26. On the other hand the proposition sought to be advanced by Shri Lotlikar that if the charge of attempt to rape is to be held as not proved the
charge of outraging modesty would automatically fall flat and therefore, is bound to be dropped and the reliance placed by the learned counsel in
the case of Raghunath Beldar Vs. State of Maharashtra, , appears also to be totally misplaced. That was a case of a conviction u/s 354 after the
accused was acquitted u/s 376 wherein the prosecutrix was a consenting party and the Court was examining the validity of such consent for the
purpose of adjudicating the conviction imposed on him u/s 354. It was in that context that the Court observed that when the accused was acquitted
u/s 376 and the prosecutrix was a consenting party in view of the medical evidence showing that there was no resistance at all and she was more
than twelve years of age at the time of the incident, the conviction of accused for an offence u/s 354 would be invalid. The facts of our case are
totally different wherein it is seen that the finding of acquittal which this Court chose to record against the appellant for an offence of attempt to
commit rape is based on the circumstance that there is no sufficient material to point out some sort of persistence or determination on his part to
make a serious attempt to maintain sexual intercourse with Zamila and therefore, whatever facts which were proved against him would amount at
the most to an act of preparation to commit rape. This apart from the fact that there was ample evidence to suggest that while playing with the
prosecutrix the question of a valid consent could not arise because she being a mental patient and therefore, unable to understand the meaning of
his acts any lack of resistance on her part could not have been able to be construed as consent or atleast valid consent given by her to the appellant
to encourage him to sexually assault or outrage her modesty. Hence in the particular facts of the case it is obvious that the ruling cited by Shri
Lotlikar does not at all fit or support the defence case.

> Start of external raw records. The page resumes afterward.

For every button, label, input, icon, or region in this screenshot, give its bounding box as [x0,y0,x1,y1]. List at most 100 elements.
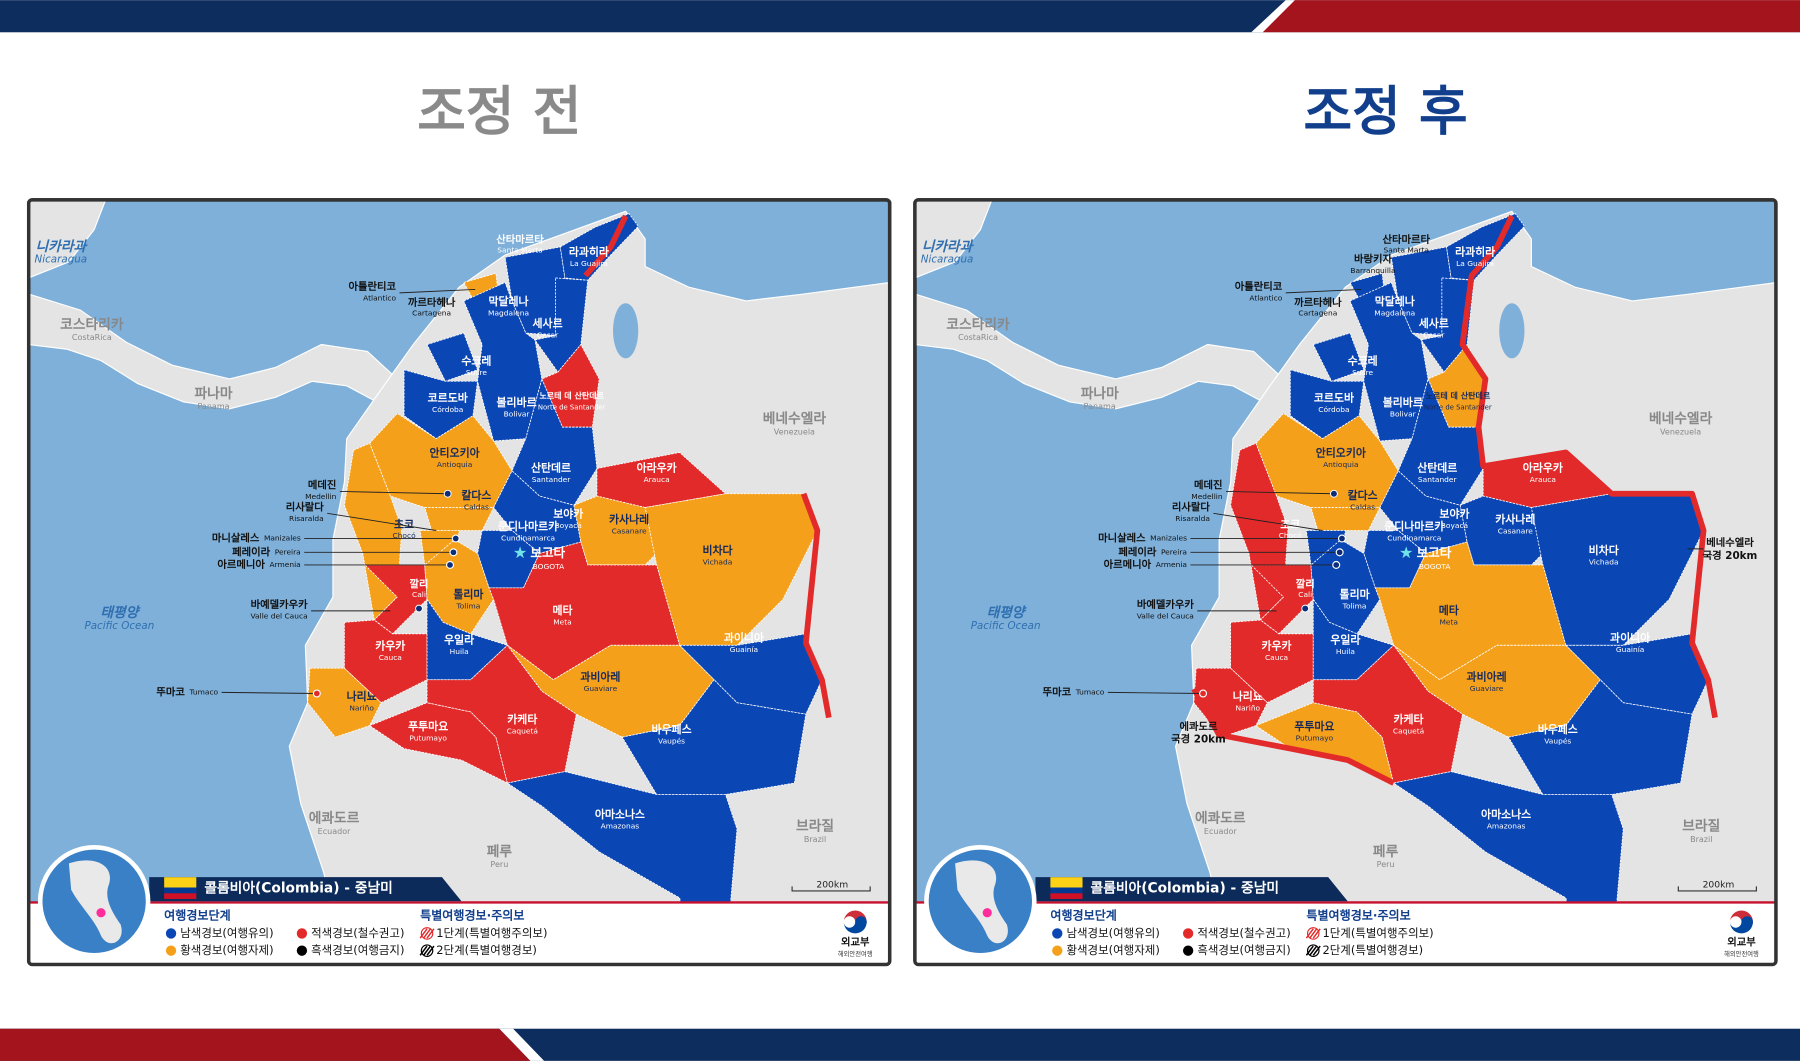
region-label-en: Risaralda [289,514,324,523]
city-label: 산타마르타 [496,233,544,246]
country-label-en: CostaRica [72,333,112,342]
country-label-en: Nicaragua [35,254,88,266]
city-label-en: Cartagena [412,309,451,318]
region-label-en: Meta [1439,617,1458,626]
region-label-en: Vaupés [658,737,685,746]
region-label-en: Caldas [1350,503,1375,512]
region-label: 아마소나스 [595,807,645,821]
globe-marker [96,908,106,918]
city-name-en: Tumaco [188,687,218,696]
region-label: 막달레나 [489,294,529,308]
ministry-logo-blue [1729,916,1753,934]
flag-red [164,893,197,899]
country-label: 태평양 [987,605,1027,621]
country-label: 태평양 [100,605,140,621]
region-label: 막달레나 [1375,294,1415,308]
hatch [1312,928,1321,939]
lake [613,303,639,359]
leader-line [1107,691,1204,694]
region-label: 볼리바르 [1383,395,1423,409]
country-label-en: Peru [490,860,508,869]
city-dot [443,489,452,498]
leader-line [1285,288,1362,294]
bottom-band-gap [499,1028,545,1061]
region-label: 나리뇨 [1233,689,1263,703]
legend-swatch [1182,945,1194,956]
city-label: 산타마르타 [1382,233,1430,246]
flag-red [1050,893,1083,899]
region-label-en: Norte de Santander [538,404,606,412]
country-label: 에콰도르 [1195,811,1246,827]
region-label-en: Meta [553,617,572,626]
city-label: 바랑키자 [1354,253,1393,266]
region-label-en: Vaupés [1544,737,1571,746]
hatch [1312,945,1321,956]
legend-item: 적색경보(철수권고) [311,926,404,940]
region-label: 아마소나스 [1481,807,1531,821]
land [28,199,107,279]
region-label: 메타 [552,603,572,617]
legend-title: 콜롬비아(Colombia) - 중남미 [204,880,392,897]
region-label-en: Tolima [1342,601,1367,610]
country-label: 베네수엘라 [1649,411,1713,427]
country-label-en: CostaRica [958,333,998,342]
legend-swatch [296,928,308,939]
hatch [419,945,428,956]
region-label: 비차다 [702,543,732,557]
region-label-en: Cesar [537,330,559,339]
region-label: 리사랄다 [1172,501,1211,514]
region-label-en: Arauca [644,475,670,484]
hatch [1309,945,1318,956]
region-label: 과비아레 [1467,669,1507,683]
city-label-en: Cartagena [1298,309,1337,318]
region-label: 볼리바르 [497,395,537,409]
region-label-en: Atlantico [363,294,396,303]
city-name: 마니살레스 [1098,532,1146,545]
city-label: 깔리 [409,577,428,590]
region-label: 바우페스 [1538,722,1578,736]
city-name: 페레이라 [1118,545,1157,558]
land [914,199,993,279]
region-label: 메타 [1439,603,1459,617]
region-label: 쿤디나마르카 [498,519,558,533]
city-label: 마니살레스 Manizales [212,532,301,545]
hatch [426,928,435,939]
region-label: 초코 [394,518,414,531]
country-label-en: Pacific Ocean [971,620,1041,632]
legend-swatch [165,928,177,939]
city-label: 메데진 [1194,479,1223,492]
city-dot [1335,548,1344,557]
city-name-en: Pereira [275,547,301,556]
region-label: 과이니아 [1610,630,1650,644]
city-label: 페레이라 Pereira [1118,545,1187,558]
capital-star: ★ [513,543,527,562]
region-label-en: Caquetá [1393,726,1424,735]
region-label-en: Valle del Cauca [1137,612,1194,621]
region-label: 아틀란티코 [1235,280,1283,293]
region-label-en: Amazonas [1487,822,1526,831]
city-label: 페레이라 Pereira [232,545,301,558]
department [1312,332,1365,382]
region-label-en: Cundinamarca [501,534,555,543]
region-label: 초코 [1280,518,1300,531]
region-label-en: Vichada [1589,558,1619,567]
region-label-en: Antioquia [437,460,472,469]
department [426,332,479,382]
capital-star: ★ [1399,543,1413,562]
region-label-en: Cesar [1423,330,1445,339]
legend-title: 콜롬비아(Colombia) - 중남미 [1091,880,1279,897]
region-label: 카사나레 [1495,512,1535,526]
region-label-en: Sucre [1352,368,1373,377]
region-label-en: Atlantico [1249,294,1282,303]
legend-section: 특별여행경보·주의보 [420,908,524,923]
country-label-en: Panama [1084,402,1116,411]
scale-bar [1677,886,1757,892]
leader-line [221,691,317,694]
leader-line [339,491,448,495]
region-label-en: Huila [450,647,469,656]
map-title: 조정 후 [1304,82,1468,143]
region-label: 푸투마요 [408,719,448,733]
globe-land [955,860,1008,944]
region-label: 바우페스 [652,722,692,736]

27. In the result the appeal is partly allowed and the conviction of the appellant for offences under sections 170, 376 r/w 511 of I.P.C. is hereby
quashed and set aside. The appellant is instead convicted for an offence u/s 345 of I.P.C. However, bearing in mind the extreme gravity and
seriousness of the crime, the circumstance of the appellant, a member of the police force who was particularly expected to uphold the discipline
and the dignity of his office and thus act strictly according to the canons of morality and good behaviour, having instead committed the offence
apparently seeking to take undue advantage of his position to satisfy his sexual lust, in my view, a fit and exemplary punishment seems to be
justified in the special set of circumstances of the case. Accordingly, he is sentenced to undergo two years Rigorous Imprisonment and to pay a
fine of Rs. 5,000/-, or in default, to undergo plus six months Simple Imprisonment. If the fine is realized the said amount will be paid to the
prosecutrix Zamila towards compensation for the moral damages suffered by her on account of the criminal action of the appellant.